We’ve finished our first full week of the Girls in STEM class! I feel like I’m getting a hang of the routine now, and I better understand what I am supposed to be teaching. The girls have an amazing drive to learn. They are all so positive and you can see the difference having a supportive group of people behind them makes on their attitude. The Starfish girls are confident, mature, and determined to better themselves and their community.

What has amazed me the most in the last month is their amazing positivity in the face of adversity. Rainy season in The Gambia is a strange experience for me, given that I grew up in dry California. I’ve spoken with several different people about the rain, and I’ve heard a bunch of interesting and impactful stories. Apparently, rainy season in The Gambia was almost two months late this year, and once it started, they haven’t been getting the same amount of rainfall as previous years. Agriculture is the backbone of the Gambian economy, and the late rains have made life difficult for farmers. I had a discussion about how climate change was partially (if not entirely) to blame for the the abnormal rainy season. But it is especially devastating to realize that The Gambia, with its limited population and resource consumption, is facing the dire consequences of the excess of the more wasteful countries who are the main cause of climate change (cough... cough… America).
Another student was telling me how she didn’t like the rainy season because it always flooded her house, and her family would stay up all night trying to get/keep the water out. There is no public service (that I’ve seen or heard of) here that provides sandbags. And the streets flood so quickly once it starts raining, even if it isn’t pouring. We went to Banjul yesterday, the capital of The Gambia, and the water in the streets was high enough to cover more than half the height of the car tires. I thought there was no way we could drive through it, but apparently this is normal. Businesses were open as usual, cars were driving through, and people were wading through the water. I can’t even imagine what people would do if this was San Jose (probably cry and scream), but these people, including our young students, just work around it, and still come to school. They embody the Starfish International Pledge, the last line of which says, “Even if every single possible bad thing that can happen to me does, I can keep going forward.”

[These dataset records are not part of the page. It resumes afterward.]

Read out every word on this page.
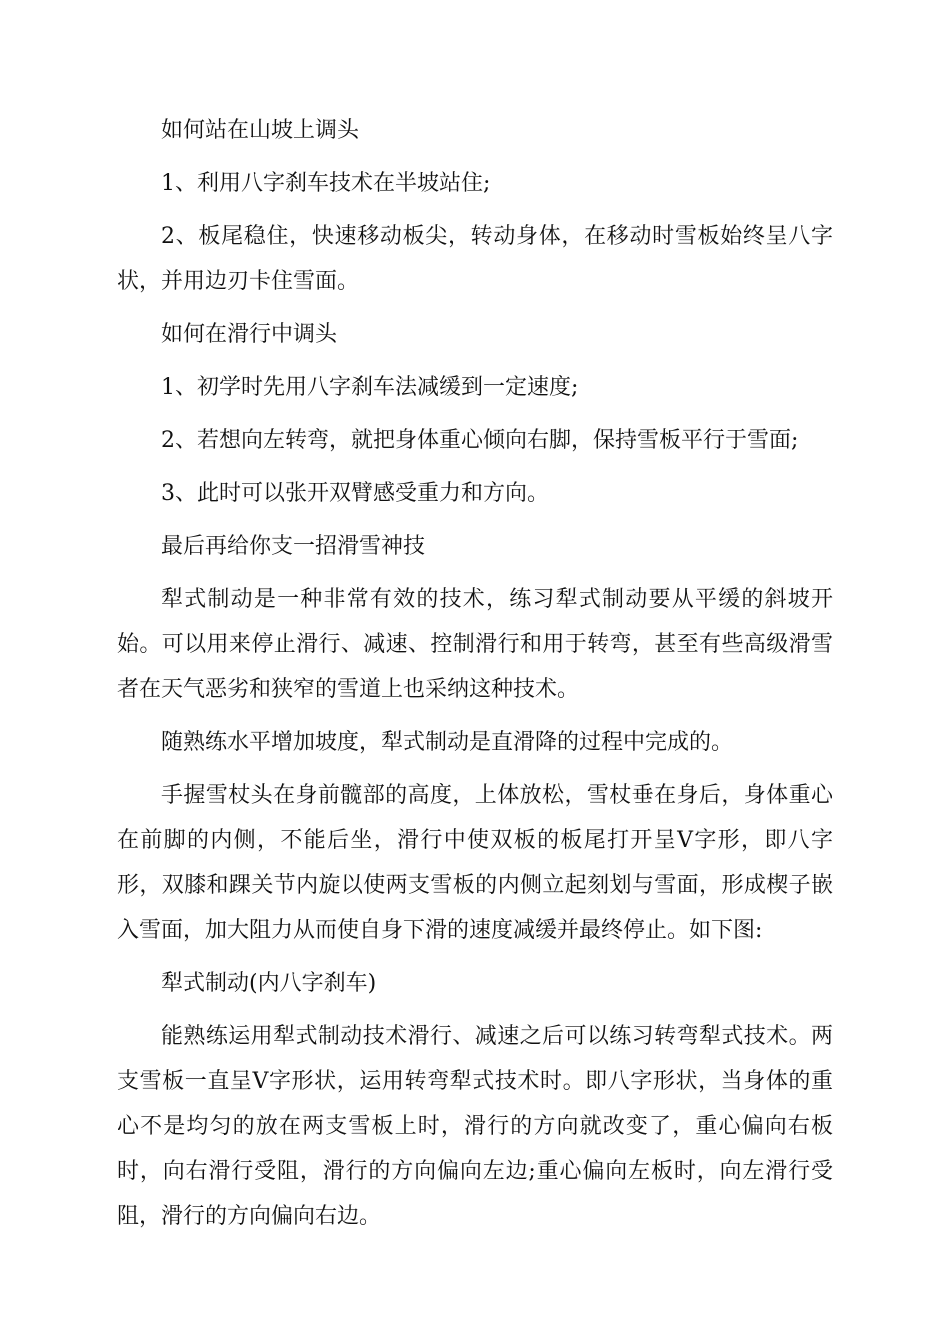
如何站在山坡上调头

1、利用八字刹车技术在半坡站住;

2、板尾稳住，快速移动板尖，转动身体，在移动时雪板始终呈八字状，并用边刃卡住雪面。

如何在滑行中调头

1、初学时先用八字刹车法减缓到一定速度;

2、若想向左转弯，就把身体重心倾向右脚，保持雪板平行于雪面;

3、此时可以张开双臂感受重力和方向。

最后再给你支一招滑雪神技

犁式制动是一种非常有效的技术，练习犁式制动要从平缓的斜坡开始。可以用来停止滑行、减速、控制滑行和用于转弯，甚至有些高级滑雪者在天气恶劣和狭窄的雪道上也采纳这种技术。

随熟练水平增加坡度，犁式制动是直滑降的过程中完成的。

手握雪杖头在身前髋部的高度，上体放松，雪杖垂在身后，身体重心在前脚的内侧，不能后坐，滑行中使双板的板尾打开呈V字形，即八字形，双膝和踝关节内旋以使两支雪板的内侧立起刻划与雪面，形成楔子嵌入雪面，加大阻力从而使自身下滑的速度减缓并最终停止。如下图:

犁式制动(内八字刹车)

能熟练运用犁式制动技术滑行、减速之后可以练习转弯犁式技术。两支雪板一直呈V字形状，运用转弯犁式技术时。即八字形状，当身体的重心不是均匀的放在两支雪板上时，滑行的方向就改变了，重心偏向右板时，向右滑行受阻，滑行的方向偏向左边;重心偏向左板时，向左滑行受阻，滑行的方向偏向右边。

In spite of all the challenges they face, all of the girls show up to school, on time and ready to learn. I know I am learning so much more from them than they are learning from me, about life and privilege and love. There have definitely been times that I’ve taken my education and family for granted (sorry Mom, Dad, Deven, Ba, and Dadaji), but being here has shown me, in graphic detail, how blessed my life has been and how meaningful my relationships are. I understand why events in my life were pushing me towards this experience, and I hope that I am giving something back to the wonderful Starfish Community that has welcomed me with open minds and open hearts.